The sun doesn’t come up anymore; it is winter in Western Washington and I’ve increased my dose of vitamin D as per doctor’s suggestion. She didn’t check my levels, just said practically everyone she sees in our rainy climate is deficient so I should go ahead and take more. Maybe it will help with my depression, which is crushing and inescapable and I believe is at least partially artificial, an unfortunate fact of my body’s response to Femara — another issue is, of course, my grappling with giving up hope for a family of my own. I don’t feel like my moods are doing their bipolar cycling thing; I don’t think med adjustments will save me from the gravity of my feelings about childlessness.
I’m tired of fighting, of waking up and abruptly finding myself in a state of vigilance against possible heartache, my nerve endings already singing battle hymns as I descend into hypersensitivity. I check the news and am frustrated with those in power, but mostly I don’t understand why under an insightful analysis of ethnic cleansing in Myanmar there has to be an announcement that Chrissy Teigan is pregnant — like, does anyone care? I understand she has struggled with infertility but I don’t really know the specifics, or, indeed, who she actually is and what she’s contributed to the arts (I don’t own a TV and am largely indifferent to pop culture in my old age). I hate pregnancy announcements and find they are the most triggery thing I am regularly exposed to, and maybe she’s dabbled with assisted reproductive technology…all I know is she’s on number two and my broke ass is still on zero.
Oh god, I’ve witnessed so many miracles and I’m just left wondering, “Where’s mine?”. Ugh, enough of the self-pity. Once I get started, it never ends. And I’m 7dpo, I know it’s early but I already know in my bones that I’m, once again, not pregnant.
In December of 2014, I found out I was pregnant with Molly. I remember so clearly. I had sent Geoff to our favorite restaurant, a Mongolian grill where you assemble a meal and then they cook it, for takeout. He knew what ingredients I liked, I had the same thing every time…shrimp, scallops, broccoli, the sauce designated “sweet”, etc….unfortunately, the restaurant owner had decided to offer more exotic options that day, and my dear husband who refuses to invest in prescription eyeglasses and instead buys reading glasses from the dollar store mistook octopus for my scallops and attempted to feed it to me (I am not an adventurous eater). I didn’t even eat any, but I threw up for about a week from disgust before wondering if my distressed response was perhaps some sort of biological overreaction. Sure enough, it was morning sickness. We got our first BFP.
I was so fucking happy.

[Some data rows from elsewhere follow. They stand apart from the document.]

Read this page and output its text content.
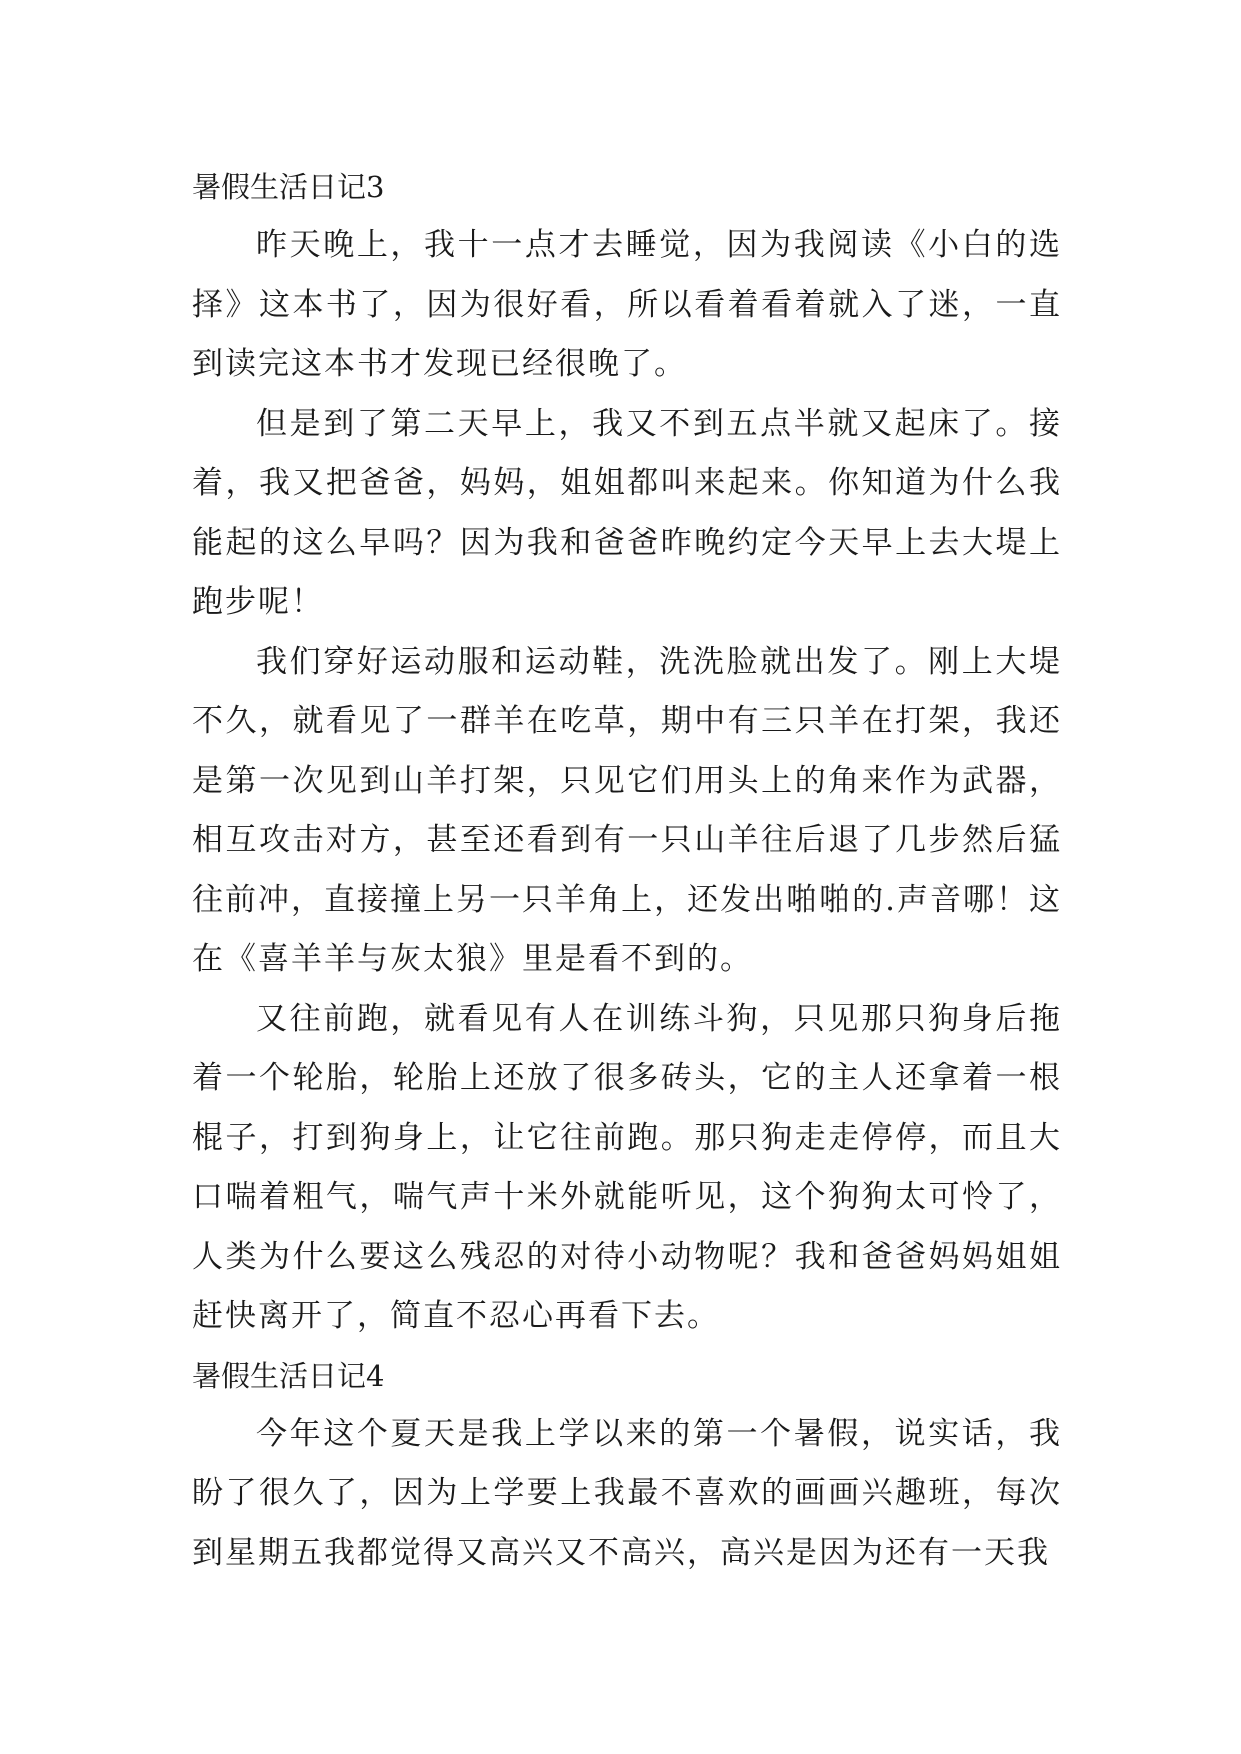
暑假生活日记3

昨天晚上，我十一点才去睡觉，因为我阅读《小白的选择》这本书了，因为很好看，所以看着看着就入了迷，一直到读完这本书才发现已经很晚了。

但是到了第二天早上，我又不到五点半就又起床了。接着，我又把爸爸，妈妈，姐姐都叫来起来。你知道为什么我能起的这么早吗？因为我和爸爸昨晚约定今天早上去大堤上跑步呢！

我们穿好运动服和运动鞋，洗洗脸就出发了。刚上大堤不久，就看见了一群羊在吃草，期中有三只羊在打架，我还是第一次见到山羊打架，只见它们用头上的角来作为武器，相互攻击对方，甚至还看到有一只山羊往后退了几步然后猛往前冲，直接撞上另一只羊角上，还发出啪啪的.声音哪！这在《喜羊羊与灰太狼》里是看不到的。

又往前跑，就看见有人在训练斗狗，只见那只狗身后拖着一个轮胎，轮胎上还放了很多砖头，它的主人还拿着一根棍子，打到狗身上，让它往前跑。那只狗走走停停，而且大口喘着粗气，喘气声十米外就能听见，这个狗狗太可怜了，人类为什么要这么残忍的对待小动物呢？我和爸爸妈妈姐姐赶快离开了，简直不忍心再看下去。

暑假生活日记4

今年这个夏天是我上学以来的第一个暑假，说实话，我盼了很久了，因为上学要上我最不喜欢的画画兴趣班，每次到星期五我都觉得又高兴又不高兴，高兴是因为还有一天我
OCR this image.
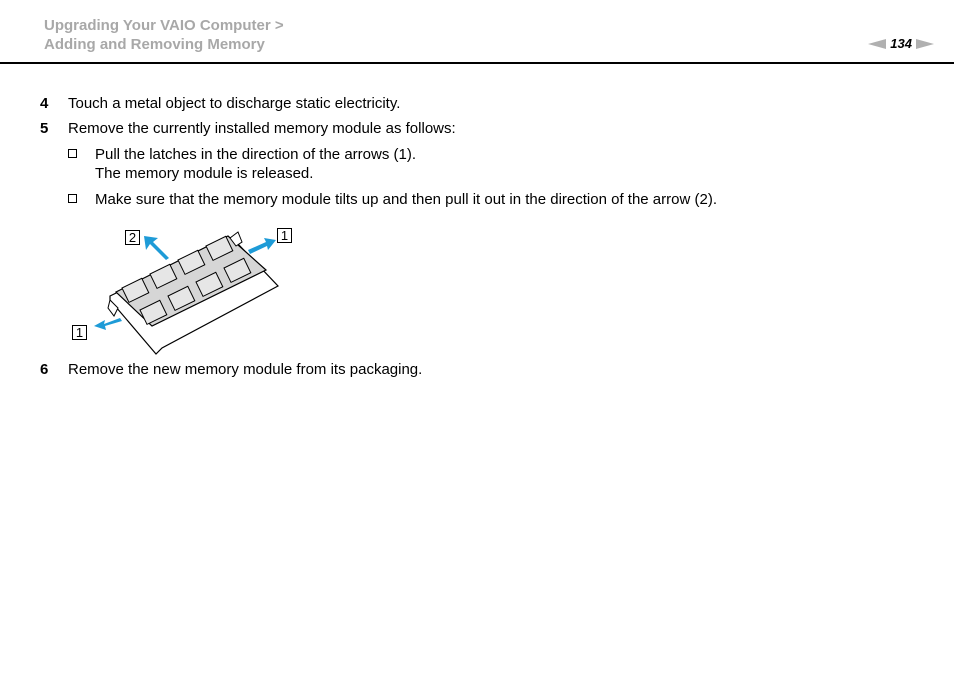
Upgrading Your VAIO Computer >
Adding and Removing Memory	134
4 Touch a metal object to discharge static electricity.
5 Remove the currently installed memory module as follows:
Pull the latches in the direction of the arrows (1).
The memory module is released.
Make sure that the memory module tilts up and then pull it out in the direction of the arrow (2).
2	1
1
6 Remove the new memory module from its packaging.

We had only tried once. I honestly thought we were having a baby, that I must be pretty fucking fertile. Eighteen wonderful weeks, ending in despair like I’d never imagined, having to have a fucking second trimester abortion for fatal chromosomal defects. She would be two by now but instead my arms are empty and I’m ready to quit . It’s just a fluke, said the perinatologist, said the genetic counselor. It’s very unlikely it will ever happen again. Uh huh, right.
I remember how happy my dad was when I told him we were expecting. How he was already making plans to come out and see me And Geoff and baby, who was due in September. And I remember my mom not being happy at all, and me not even caring. And now I think nothing good will ever happen again. What will I do? Next summer at 40 years old, then at 50, at 60? What will I do?
Infertility stories are supposed to have happy endings, or, at least, they seem to have them for most of the people I’ve communicated with over the years. They are supposed to tell of perseverance and determination, of overcoming all odds, of blessings from above. My story ends in pain and suffering that will never go away. My head throbs and I find myself reluctant to eat and take my meds, shivering with anxiety as panic grips me by the shoulders. I pull my little cat close — I am very very sick today. I reach for some candy, and for the Restoril. I just want to feel better. Maybe tomorrow I will.